The little boy returned once but Poly didn’t take any notice of him. Luck’s huge golden glow of magic was there, and there was the warm blue-and-brown swirl of someone (the baker, probably) just through the kitchen doors beside them. Something had caught in the blue-and-brown, snagging a very tiny thread with it; and as Poly gazed at it, it occurred to her that many other threads were caught up in it as well. It was a huge, tangled mess of magic with a pulsing ball of something at its centre.
“You do see it,” remarked Luck. “Huh. Interesting.”
Her concentration broken, Poly yawned and focused sleepily on him again. Things were beginning to take on a muffled consistency, but she noticed that all the scones were gone and glared at Luck, who gave her a wide, glassy look back.
“Don’t fall asleep, Poly; it’s time to go.”
Poly started after him, hastily eating the scone in her hand as she hurried to keep up. No doubt she was fortunate Luck hadn’t eaten that, too.
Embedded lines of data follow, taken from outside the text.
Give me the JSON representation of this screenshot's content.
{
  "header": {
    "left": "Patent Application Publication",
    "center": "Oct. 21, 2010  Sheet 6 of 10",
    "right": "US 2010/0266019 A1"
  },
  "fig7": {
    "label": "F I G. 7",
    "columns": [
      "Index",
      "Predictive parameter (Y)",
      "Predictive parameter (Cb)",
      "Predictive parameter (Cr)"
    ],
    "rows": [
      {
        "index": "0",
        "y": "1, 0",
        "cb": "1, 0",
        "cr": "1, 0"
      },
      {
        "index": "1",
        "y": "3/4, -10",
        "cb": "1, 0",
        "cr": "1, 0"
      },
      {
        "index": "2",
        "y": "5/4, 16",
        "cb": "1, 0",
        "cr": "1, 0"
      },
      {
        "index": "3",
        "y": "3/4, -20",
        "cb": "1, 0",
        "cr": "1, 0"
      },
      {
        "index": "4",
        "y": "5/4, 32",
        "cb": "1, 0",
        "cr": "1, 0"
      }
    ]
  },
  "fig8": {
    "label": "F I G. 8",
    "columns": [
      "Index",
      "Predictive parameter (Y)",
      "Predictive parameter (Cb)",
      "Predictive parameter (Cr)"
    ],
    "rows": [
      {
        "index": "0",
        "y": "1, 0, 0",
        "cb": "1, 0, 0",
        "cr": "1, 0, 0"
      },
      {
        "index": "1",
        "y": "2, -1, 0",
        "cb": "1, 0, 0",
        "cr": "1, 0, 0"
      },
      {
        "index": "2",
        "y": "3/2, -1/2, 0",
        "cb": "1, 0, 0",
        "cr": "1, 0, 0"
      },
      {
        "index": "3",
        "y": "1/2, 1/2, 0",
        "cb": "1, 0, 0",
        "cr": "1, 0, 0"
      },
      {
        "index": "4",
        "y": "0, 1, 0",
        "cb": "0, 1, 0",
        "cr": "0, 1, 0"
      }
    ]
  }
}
She didn’t have either the time or effort for disgruntlement after that. Luck was fairly dashing down the streets, one dizzying turn after another, and Poly had to put all her effort into keeping up with him. It was far from dignified, and more than one pedestrian turned and gazed after them in astonishment as they thundered past. Once, they startled a horse into trying to bolt, and the strident abuse of its rider followed them for several streets.
Luck’s legs were longer than hers, and Poly had just despaired of catching him up when she collided with him again at a street-corner. Luck gasped a little on impact but caught her glasses again, and straightened Poly with one distracted arm. His head was swivelling between two different streets, his eyes wild and fascinated. Poly only had time to shove her glasses back on before he grabbed her hand with a gleeful laugh and dragged her after him.